Dirty Promises

Or perhaps he did. After all, he decided to allow me on the trip to the ranch in the end. But it had been Esteban who told me that this morning, not him, and I was starting to think it had been Esteban’s idea as well.

I couldn’t pretend that I hadn’t noticed his roving eyes on me, either. Just this morning as I sat outside on the front bench and sipped my coffee, wearing just a camisole and shorts, he couldn’t keep his eyes off me as he told me the news. Same with on the helicopter. Esteban had been ballsy to do it in front of my husband as well. Not that I felt bad about it — Javier deserved that and then some — but it made me a little uneasy about being around Esteban now. He’d been my closest companion over these last horrible months, but the sexually charged looks threatened to push our relationship in another direction.
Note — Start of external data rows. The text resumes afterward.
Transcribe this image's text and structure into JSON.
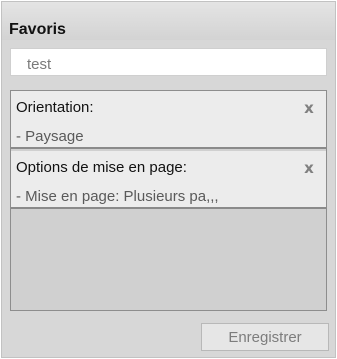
{
  "panel": {
    "title": "Favoris"
  },
  "favorite_name": {
    "value": "test"
  },
  "settings": [
    {
      "label": "Orientation:",
      "value": "- Paysage",
      "remove_icon": "x"
    },
    {
      "label": "Options de mise en page:",
      "value": "- Mise en page: Plusieurs pa,,,",
      "remove_icon": "x"
    }
  ],
  "actions": {
    "save_label": "Enregistrer"
  },
  "icons": {
    "remove": "close-icon"
  },
  "colors": {
    "background": "#d7d7d7",
    "list_background": "#d0d0d0",
    "item_background": "#ececec",
    "separator": "#8a8a8a"
  }
}
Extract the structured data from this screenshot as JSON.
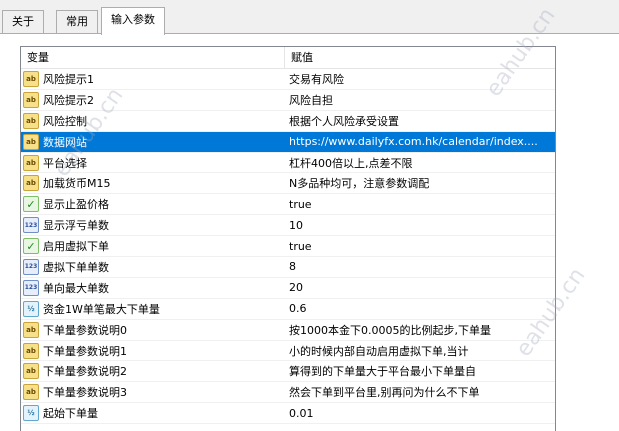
{
  "tabs": [
    {
      "label": "关于"
    },
    {
      "label": "常用"
    },
    {
      "label": "输入参数"
    }
  ],
  "table": {
    "col_variable": "变量",
    "col_value": "赋值",
    "rows": [
      {
        "type": "ab",
        "name": "风险提示1",
        "value": "交易有风险"
      },
      {
        "type": "ab",
        "name": "风险提示2",
        "value": "风险自担"
      },
      {
        "type": "ab",
        "name": "风险控制",
        "value": "根据个人风险承受设置"
      },
      {
        "type": "ab",
        "name": "数据网站",
        "value": "https://www.dailyfx.com.hk/calendar/index...."
      },
      {
        "type": "ab",
        "name": "平台选择",
        "value": "杠杆400倍以上,点差不限"
      },
      {
        "type": "ab",
        "name": "加载货币M15",
        "value": "N多品种均可，注意参数调配"
      },
      {
        "type": "bool",
        "name": "显示止盈价格",
        "value": "true"
      },
      {
        "type": "int",
        "name": "显示浮亏单数",
        "value": "10"
      },
      {
        "type": "bool",
        "name": "启用虚拟下单",
        "value": "true"
      },
      {
        "type": "int",
        "name": "虚拟下单单数",
        "value": "8"
      },
      {
        "type": "int",
        "name": "单向最大单数",
        "value": "20"
      },
      {
        "type": "dbl",
        "name": "资金1W单笔最大下单量",
        "value": "0.6"
      },
      {
        "type": "ab",
        "name": "下单量参数说明0",
        "value": "按1000本金下0.0005的比例起步,下单量"
      },
      {
        "type": "ab",
        "name": "下单量参数说明1",
        "value": "小的时候内部自动启用虚拟下单,当计"
      },
      {
        "type": "ab",
        "name": "下单量参数说明2",
        "value": "算得到的下单量大于平台最小下单量自"
      },
      {
        "type": "ab",
        "name": "下单量参数说明3",
        "value": "然会下单到平台里,别再问为什么不下单"
      },
      {
        "type": "dbl",
        "name": "起始下单量",
        "value": "0.01"
      }
    ],
    "selected_row_index": 3
  },
  "icons": {
    "ab": "string-type-icon",
    "bool": "bool-type-icon",
    "int": "integer-type-icon",
    "dbl": "double-type-icon"
  },
  "colors": {
    "selection": "#0078d7",
    "ab_icon": "#f6e08a",
    "bool_icon": "#7cbf68",
    "int_icon": "#6f8fc7",
    "dbl_icon": "#5fa8cf"
  }
}
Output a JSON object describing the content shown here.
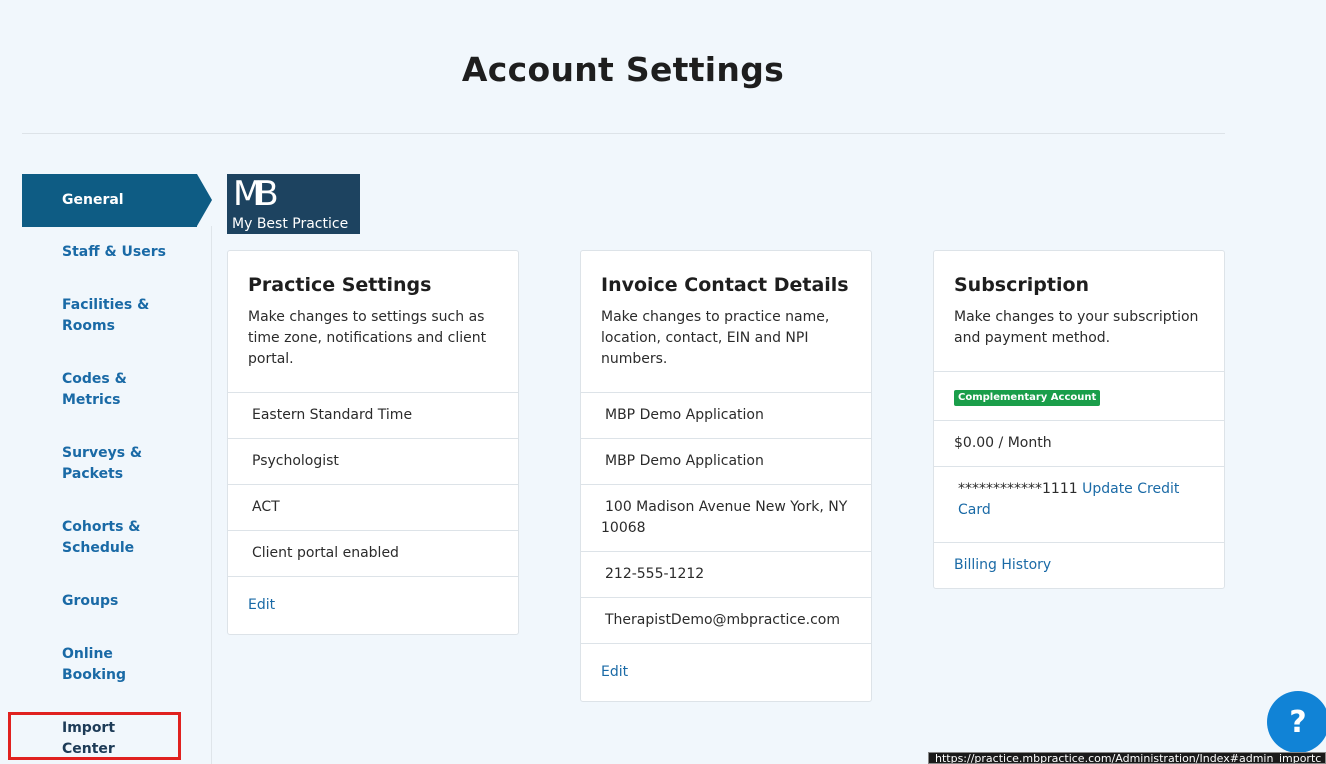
{
  "page": {
    "title": "Account Settings"
  },
  "sidebar": {
    "items": [
      {
        "label": "General"
      },
      {
        "label": "Staff & Users"
      },
      {
        "label": "Facilities &\nRooms"
      },
      {
        "label": "Codes &\nMetrics"
      },
      {
        "label": "Surveys &\nPackets"
      },
      {
        "label": "Cohorts &\nSchedule"
      },
      {
        "label": "Groups"
      },
      {
        "label": "Online\nBooking"
      },
      {
        "label": "Import\nCenter"
      }
    ]
  },
  "logo": {
    "mark": "MB",
    "tagline": "My Best Practice"
  },
  "practice_settings": {
    "title": "Practice Settings",
    "description": "Make changes to settings such as time zone, notifications and client portal.",
    "rows": [
      "Eastern Standard Time",
      "Psychologist",
      "ACT",
      "Client portal enabled"
    ],
    "edit_label": "Edit"
  },
  "invoice_contact": {
    "title": "Invoice Contact Details",
    "description": "Make changes to practice name, location, contact, EIN and NPI numbers.",
    "rows": [
      "MBP Demo Application",
      "MBP Demo Application",
      "100 Madison Avenue New York, NY 10068",
      "212-555-1212",
      "TherapistDemo@mbpractice.com"
    ],
    "edit_label": "Edit"
  },
  "subscription": {
    "title": "Subscription",
    "description": "Make changes to your subscription and payment method.",
    "badge": "Complementary Account",
    "price": "$0.00 / Month",
    "card_masked": "************1111",
    "update_card_label": "Update Credit Card",
    "billing_history_label": "Billing History"
  },
  "help": {
    "icon": "question-icon",
    "glyph": "?"
  },
  "status_bar": {
    "url": "https://practice.mbpractice.com/Administration/Index#admin_importc"
  },
  "colors": {
    "accent": "#0e5c84",
    "link": "#1a6aa6",
    "badge": "#1a9e4a",
    "help": "#1183d6",
    "highlight": "#e0211f"
  }
}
It scared me. It also made my heart flip and my thighs clench, just a little bit. Enough that I noticed. Enough that I liked it. And that scared me even more. I wasn’t in the right frame of mind to handle any sort of temptation like that.

I wasn’t really in the right frame of mind to handle anything. And now I was in the middle of Mexico, in a hot, unyielding desert, wondering if it had been the right decision to come here, even though it’s what I had wanted. I had felt trapped and isolated at home, but at least it was still my home. This place was a stranger to me and I felt like I was at its mercy.

“Here we go,” Evelyn said, pushing open another door further down one of the halls. It was much smaller, but it had an en suite bathroom, and the heavily locked French door looked like it opened to the wraparound porch. I could already see myself having my morning coffee here and watching the horses run in the distance. At least there was that.

“Thank you, it’s perfect,” I said and her face lit right up. Minutes later she returned with my bags — I didn’t know how to pack light but she was surprisingly strong — and I shut the door behind her, collapsing onto the bed. The mattress was on the firm side but I found myself drifting off within minutes.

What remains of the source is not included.